Norli Pension, the Danish firm specialising in traditional guaranteed pension schemes, announced it has won a contract to take over the entire portfolio of a Norwegian pension scheme, as it eyes more expansion in the neighbouring Nordic market.
The Copenhagen-based pensions firm did not disclose the name of the pension scheme, but said it would take over the management of 550 of its individual policies with total pension assets of around NOK600m (€56.5m) – subject to approval from the Norwegian and Danish financial supervisory authorities.
Mads Jakobsen, chair of Norli Pension’s board of directors, said: “We see this as a strategically important step in our ambitions for growth in the Norwegian market.”
The firm, which is owned by Nordic Insurance Consolidation Group, specialises in the acquisition and management of traditional, guaranteed average-rate pension schemes in run-off.
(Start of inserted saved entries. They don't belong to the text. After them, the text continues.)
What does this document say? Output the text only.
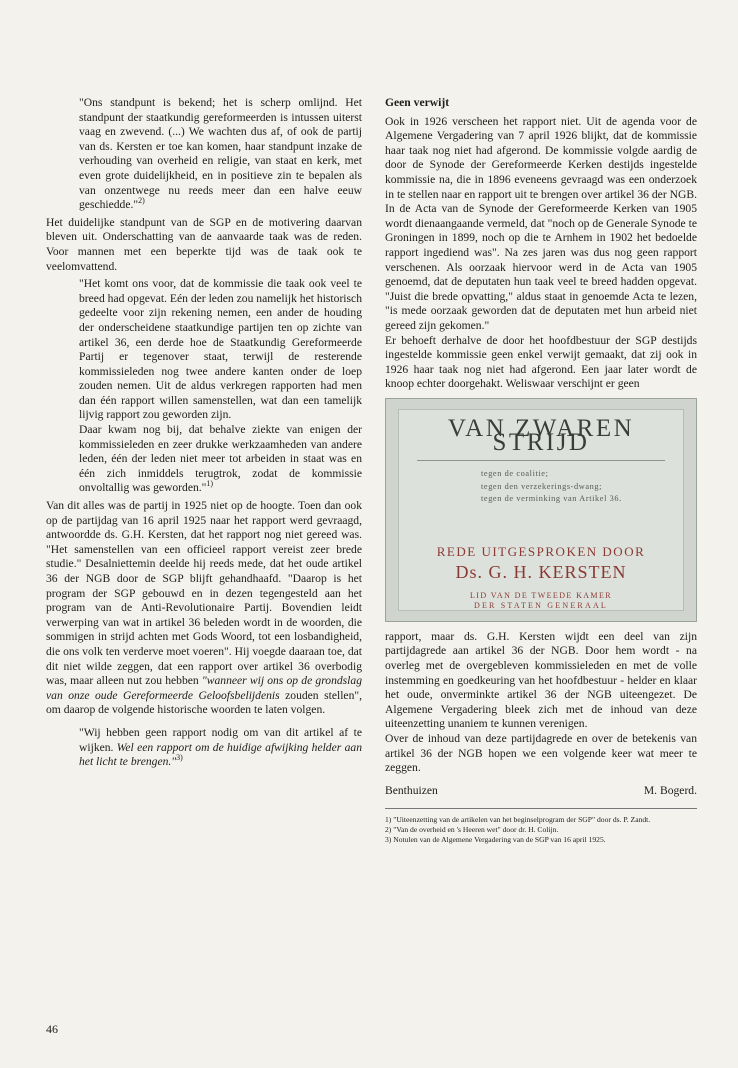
"Ons standpunt is bekend; het is scherp omlijnd. Het standpunt der staatkundig gereformeerden is intussen uiterst vaag en zwevend. (...) We wachten dus af, of ook de partij van ds. Kersten er toe kan komen, haar standpunt inzake de verhouding van overheid en religie, van staat en kerk, met even grote duidelijkheid, en in positieve zin te bepalen als van onzentwege nu reeds meer dan een halve eeuw geschiedde."$^{2)}$

Het duidelijke standpunt van de SGP en de motivering daarvan bleven uit. Onderschatting van de aanvaarde taak was de reden. Voor mannen met een beperkte tijd was de taak ook te veelomvattend.

"Het komt ons voor, dat de kommissie die taak ook veel te breed had opgevat. Eén der leden zou namelijk het historisch gedeelte voor zijn rekening nemen, een ander de houding der onderscheidene staatkundige partijen ten op zichte van artikel 36, een derde hoe de Staatkundig Gereformeerde Partij er tegenover staat, terwijl de resterende kommissieleden nog twee andere kanten onder de loep zouden nemen. Uit de aldus verkregen rapporten had men dan één rapport willen samenstellen, wat dan een tamelijk lijvig rapport zou geworden zijn.

Daar kwam nog bij, dat behalve ziekte van enigen der kommissieleden en zeer drukke werkzaamheden van andere leden, één der leden niet meer tot arbeiden in staat was en één zich inmiddels terugtrok, zodat de kommissie onvoltallig was geworden."$^{1)}$

Van dit alles was de partij in 1925 niet op de hoogte. Toen dan ook op de partijdag van 16 april 1925 naar het rapport werd gevraagd, antwoordde ds. G.H. Kersten, dat het rapport nog niet gereed was. "Het samenstellen van een officieel rapport vereist zeer brede studie." Desalniettemin deelde hij reeds mede, dat het oude artikel 36 der NGB door de SGP blijft gehandhaafd. "Daarop is het program der SGP gebouwd en in dezen tegengesteld aan het program van de Anti-Revolutionaire Partij. Bovendien leidt verwerping van wat in artikel 36 beleden wordt in de woorden, die sommigen in strijd achten met Gods Woord, tot een losbandigheid, die ons volk ten verderve moet voeren". Hij voegde daaraan toe, dat dit niet wilde zeggen, dat een rapport over artikel 36 overbodig was, maar alleen nut zou hebben "wanneer wij ons op de grondslag van onze oude Gereformeerde Geloofsbelijdenis zouden stellen", om daarop de volgende historische woorden te laten volgen.

"Wij hebben geen rapport nodig om van dit artikel af te wijken. Wel een rapport om de huidige afwijking helder aan het licht te brengen."$^{3)}$

Geen verwijt

Ook in 1926 verscheen het rapport niet. Uit de agenda voor de Algemene Vergadering van 7 april 1926 blijkt, dat de kommissie haar taak nog niet had afgerond. De kommissie volgde aardig de door de Synode der Gereformeerde Kerken destijds ingestelde kommissie na, die in 1896 eveneens gevraagd was een onderzoek in te stellen naar en rapport uit te brengen over artikel 36 der NGB. In de Acta van de Synode der Gereformeerde Kerken van 1905 wordt dienaangaande vermeld, dat "noch op de Generale Synode te Groningen in 1899, noch op die te Arnhem in 1902 het bedoelde rapport ingediend was". Na zes jaren was dus nog geen rapport verschenen. Als oorzaak hiervoor werd in de Acta van 1905 genoemd, dat de deputaten hun taak veel te breed hadden opgevat. "Juist die brede opvatting," aldus staat in genoemde Acta te lezen, "is mede oorzaak geworden dat de deputaten met hun arbeid niet gereed zijn gekomen."

Er behoeft derhalve de door het hoofdbestuur der SGP destijds ingestelde kommissie geen enkel verwijt gemaakt, dat zij ook in 1926 haar taak nog niet had afgerond. Een jaar later wordt de knoop echter doorgehakt. Weliswaar verschijnt er geen

VAN ZWAREN STRIJD
tegen de coalitie;
tegen den verzekerings-dwang;
tegen de verminking van Artikel 36.
REDE UITGESPROKEN DOOR
Ds. G. H. KERSTEN
LID VAN DE TWEEDE KAMER
DER STATEN GENERAAL

rapport, maar ds. G.H. Kersten wijdt een deel van zijn partijdagrede aan artikel 36 der NGB. Door hem wordt - na overleg met de overgebleven kommissieleden en met de volle instemming en goedkeuring van het hoofdbestuur - helder en klaar het oude, onverminkte artikel 36 der NGB uiteengezet. De Algemene Vergadering bleek zich met de inhoud van deze uiteenzetting unaniem te kunnen verenigen.

Over de inhoud van deze partijdagrede en over de betekenis van artikel 36 der NGB hopen we een volgende keer wat meer te zeggen.

Benthuizen	M. Bogerd.
1) "Uiteenzetting van de artikelen van het beginselprogram der SGP" door ds. P. Zandt.
2) "Van de overheid en 's Heeren wet" door dr. H. Colijn.
3) Notulen van de Algemene Vergadering van de SGP van 16 april 1925.
46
Its business began with the takeover of a pension portfolio from Skandia in 2015.
Last year the Norli Pension’s then chief executive officer Mads Smith Hansen told IPE the case for pooling traditional pension liabilities at firms such as his own was improving, as it was now more complex for pension funds to manage average-rate pensions than the market-rate products they were increasing offering.
At the time, he said he believed Norli Pension was the only operator in Denmark actively pursuing this strategy, with the entry barrier to the business being quite high.